Winter term is the danger term in any boarding school. John Harriman's top-ranking New England prep school is no exception. His third formers, all about 14, are also at danger term. They start with talk about a hunger strike against the saltpeter in the mashed potatoes, move on into persecution of a weak, homesick child named Emery. As their pubescent restiveness mounts they are caught up in a wave of sadistic evangelism and in their efforts to spread the gospel of "cleanness and hardness," strip the weakling before an open window, force him to repeat the Apostles' Creed.

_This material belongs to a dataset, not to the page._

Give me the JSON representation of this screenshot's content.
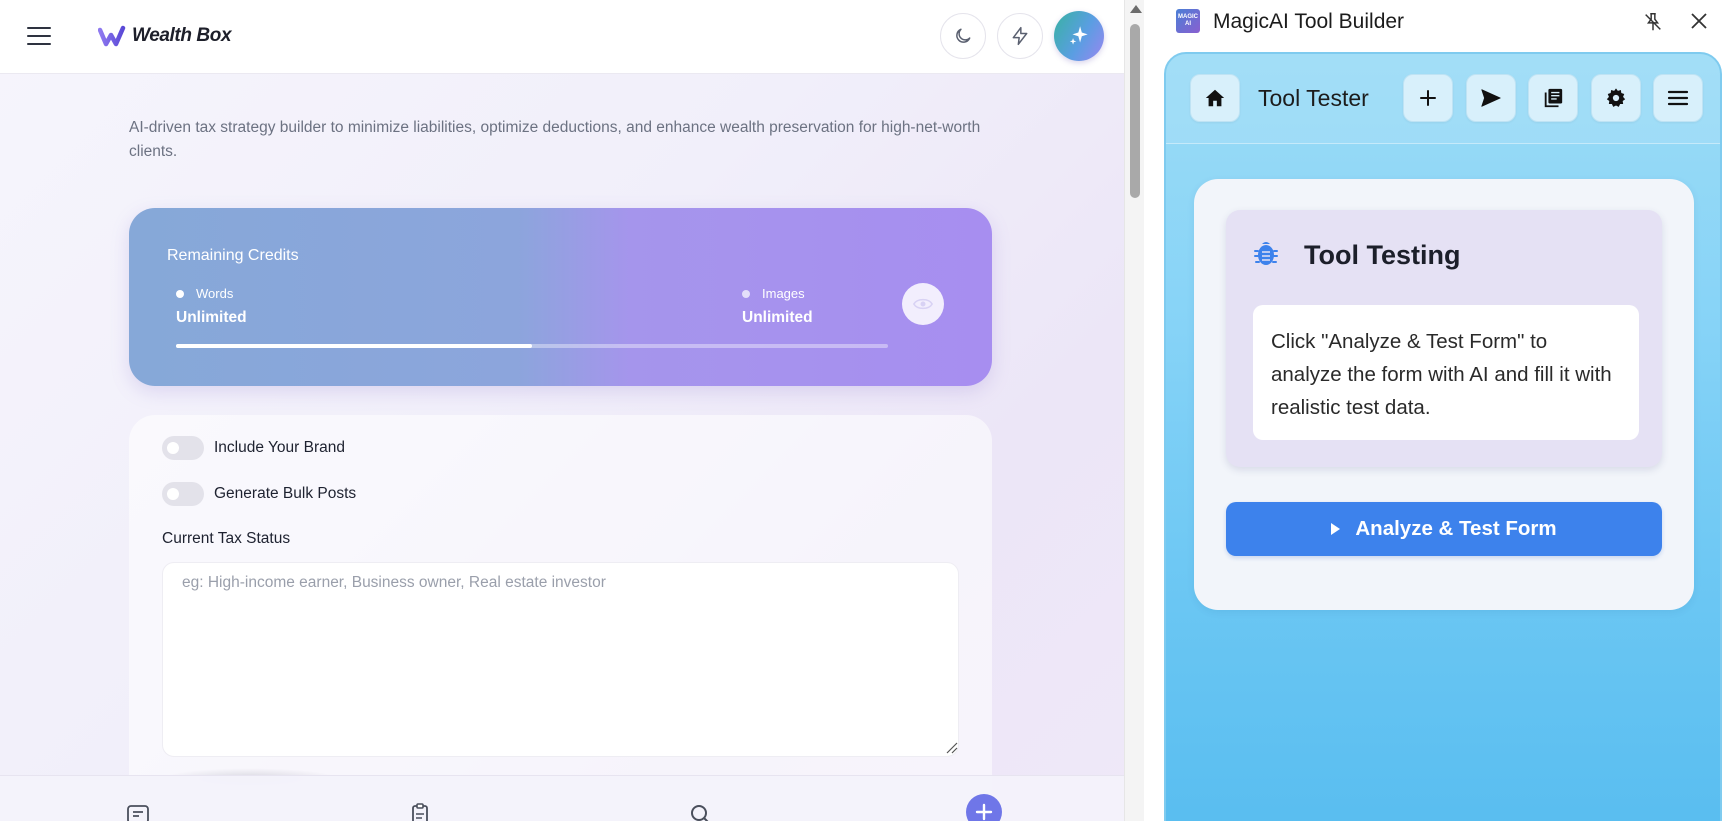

Other developments: abortive homosexuality; a movement to crucify a boy who is suspected of being a Jew; ruinous invention of rumors about English Master George Toppan's misconduct with the headmaster's niece.

With this childish underworld the teachers are unable to cope. The headmaster is enslaved to "the good of the school." Old Harbon, Coach Brittling and Mr. Feetling represent those faculty constants, the living corpse, the bullnecked coward, the moderately well-meaning ass.

Even Toppan, the best of them, can scarcely establish connection with the most intelligent of his boys. The implied conclusion: boarding schools, as an environment, are favorable chiefly to dolts and safe-players.

Author Harriman, son of Broker Oliver Harriman, prepped at St. Mark's, Southboro. Neither dolt nor safe-player himself, in 1930 he announced from a jury box that under no circumstances would he vote for conviction in a prohibition case. The unnamed school in this, his first novel, need not be St. Mark's. His Winter Term need not be compared to such first-rate treatment of adolescents as Gide's in The Counterfeiters. But it is intelligent, humorous, sympathetic, in spots if not in toto should ring chapel bells for former inmates of the hundreds of institutions he suggests.